И вдруг Валя привез бумагу – извещение из Министерства социального обеспечения о том, что ему присуждена наконец персональная пенсия республиканского значения в размере 1200 рублей и что ему надлежит явиться за получением персональной книжки в Горсо.
Известие о пенсии радостно взволновало его. Говорил со мной много на эту тему. Говорил, как хорошо, что дали наконец пенсию, что можно будет спокойно жить, не боясь за завтрашний день. Можно будет, когда восстановится здоровье, спокойно работать. И мне показалось, что, действительно, вот наконец придет покой, мир, радость. Что он отдохнет от всех волнений, спокойно проведет лето в Сестрорецке, что воздух, покой и питание вернут ему наконец утерянное душевное равновесие.
На второй или третий день после получения извещения о пенсии Валерий привез ему бумажку из сберкассы – предложение явиться за получением пенсии по такому‑то адресу, «имея при себе паспорт, пенсионную книжку», и – приписка карандашом в конце – «справку от домоуправления о заработке за март месяц».
Когда Валя подал ему это злосчастное извещение и он, разорвав конверт и прочитав записку, ничего не сказал мне, у меня почему‑то вдруг упало сердце. Какое‑то темное предчувствие закралось в душу.
Я ничего не сказала, ничего не спросила – не знаю почему. Спустилась вниз… Вскоре и он пришел туда, сел – я так хорошо это помню – на мое место, протянул мне конверт и стал говорить о том, как взволновала его эта приписка, что, очевидно, его заработок (получение в мае денег за госиздатовскую книжку) будет учитываться и он будет лишен на какое‑то время пенсии.

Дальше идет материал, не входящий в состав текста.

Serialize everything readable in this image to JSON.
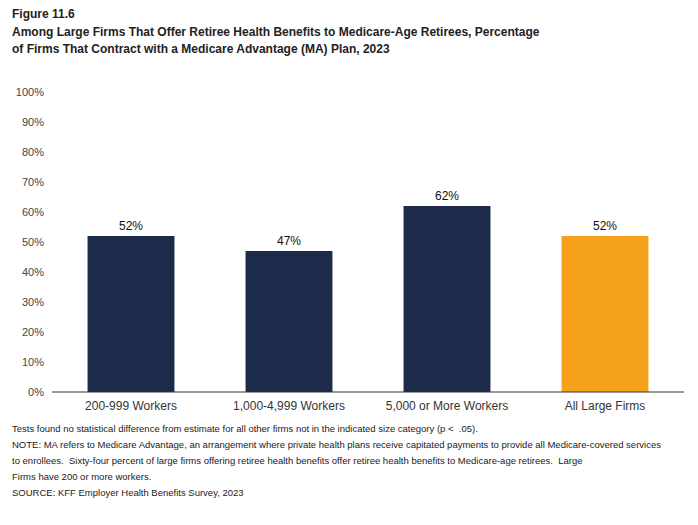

Напрасно я уверяла его, что это – стандартная справка, что к персональным пенсионерам это не относится, что, кроме того, требуются сведения за март – т. е. за месяц перед назначением пенсии (пенсия была назначена с 16 апреля), очевидно, для проверки правильности размеров назначенной пенсии (для обыкновенных пенсионеров), что не может быть такого абсурда, чтобы писателя принуждали жить на 1200 рублей, что тогда было бы бессмысленно присуждение пенсии.
Все напрасно, беспокойство и волнение не покидали его.
Напрасно успокаивали его и Валя, и Леля (сама пенсионерка), а затем приехавшие в воскресенье Таня и Маруся Баранова (адвокат, знающая все законы) – все было напрасно.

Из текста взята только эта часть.